05.03: On this day in 1969 Jimi Hendrix was arrested on drug charges at Toronto International Airport after officials found heroin and hashish in his luggage. Hendrix was released on $10,000 bail and acquitted of the charges at a jury trial in December. His argument that convinced the jury? The drugs were slipped into his bags by a fan. Right, Jimi. A “fan.” Wink, wink, nudge, nudge.

05.03: In a move that proved the death knell for the original incarnation of Napster, on this day in 2000 Metallica drummer Lars Ulrich personally delivered a 60,000-page document, which included 1.4 million copyright violations and the names of the 30,000+ Napster users who traded Metallica material, to Napster as part of a massive lawsuit. Many people have lamented both sides of this story, that file sharing helped more than it hurt or that file sharing took income away from everyone involved in the music business. Some have said that the music business (much like the film and book businesses) failed to sieze the interweb zeitgeist and have suffered ever since. File sharing sites still exist, music still leaks online weeks or months ahead of scheduled releases, and people still share music. Some justify this, both sharers and bands, by saying that it encourages people to find new music and, in turn, see those bands or musicians live, where the real money is made. Others, both bands and labels, say it still hurts business by undermining the artists’ hard work and all of the money that is put into a band’s recording and production. Many bands have been spurred to release new music themselves, for free, as a sign of good faith that the true fans will appreciate it that much more, will continue to come to the shows, buy merch, and support the band in that fashion. This argument is far from dead, especially with the launch of iTunes in 2001 and the subsequent launch of the first iPod later that year. The business of music has fundamentally changed, for better or worse, with the worldwide proliferation of the internet.

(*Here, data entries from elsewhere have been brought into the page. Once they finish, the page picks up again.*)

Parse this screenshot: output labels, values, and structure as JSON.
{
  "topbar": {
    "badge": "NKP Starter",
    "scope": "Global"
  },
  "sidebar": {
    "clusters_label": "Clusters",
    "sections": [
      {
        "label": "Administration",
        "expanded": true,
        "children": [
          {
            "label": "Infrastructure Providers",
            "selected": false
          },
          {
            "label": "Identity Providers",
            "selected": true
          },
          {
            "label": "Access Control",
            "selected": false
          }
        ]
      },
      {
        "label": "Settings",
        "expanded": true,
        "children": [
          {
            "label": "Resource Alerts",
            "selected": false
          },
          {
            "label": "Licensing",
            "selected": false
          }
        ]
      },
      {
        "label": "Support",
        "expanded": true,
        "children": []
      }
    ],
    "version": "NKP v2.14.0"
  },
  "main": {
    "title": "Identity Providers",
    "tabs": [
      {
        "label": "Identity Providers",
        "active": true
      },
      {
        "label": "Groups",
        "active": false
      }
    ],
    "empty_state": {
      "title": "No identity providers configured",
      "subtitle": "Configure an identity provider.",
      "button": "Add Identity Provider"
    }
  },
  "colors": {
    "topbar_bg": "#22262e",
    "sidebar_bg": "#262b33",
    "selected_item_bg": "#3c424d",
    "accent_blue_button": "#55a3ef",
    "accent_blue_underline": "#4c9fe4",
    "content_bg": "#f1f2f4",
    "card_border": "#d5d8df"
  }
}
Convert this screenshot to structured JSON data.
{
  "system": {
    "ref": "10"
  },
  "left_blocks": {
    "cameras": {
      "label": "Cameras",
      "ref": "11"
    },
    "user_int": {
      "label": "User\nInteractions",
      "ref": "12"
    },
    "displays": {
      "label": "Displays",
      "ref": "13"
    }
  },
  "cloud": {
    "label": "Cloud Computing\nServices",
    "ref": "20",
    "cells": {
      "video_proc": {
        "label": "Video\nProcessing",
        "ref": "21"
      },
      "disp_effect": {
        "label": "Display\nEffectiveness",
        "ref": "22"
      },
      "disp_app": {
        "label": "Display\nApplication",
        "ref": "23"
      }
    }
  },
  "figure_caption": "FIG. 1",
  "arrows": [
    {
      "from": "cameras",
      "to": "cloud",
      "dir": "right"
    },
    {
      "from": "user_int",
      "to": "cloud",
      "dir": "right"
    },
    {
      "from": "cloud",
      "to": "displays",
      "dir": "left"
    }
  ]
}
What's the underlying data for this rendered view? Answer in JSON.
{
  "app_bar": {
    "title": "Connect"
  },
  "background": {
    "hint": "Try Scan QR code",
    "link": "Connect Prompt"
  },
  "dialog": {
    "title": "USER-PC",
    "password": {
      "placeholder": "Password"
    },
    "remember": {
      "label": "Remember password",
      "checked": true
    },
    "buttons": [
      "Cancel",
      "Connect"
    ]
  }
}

05.04: On this day in 1970 four Kent State University students were shot and killed by the National Guard during an anti-war demonstration. The deaths spurred a collaboration between Neil Young and Crosby, Stills and Nash (CSNY, as they were soon known) on the song “Ohio.” Nothing funny or snarky to say about this one. It was a tragedy, from every perspective. From the young National Guardsmen who never set out that day to kill anyone to the students being shot while rallying for peace. CSNY focused the angst, anger, and humanity of the times into one helluva song.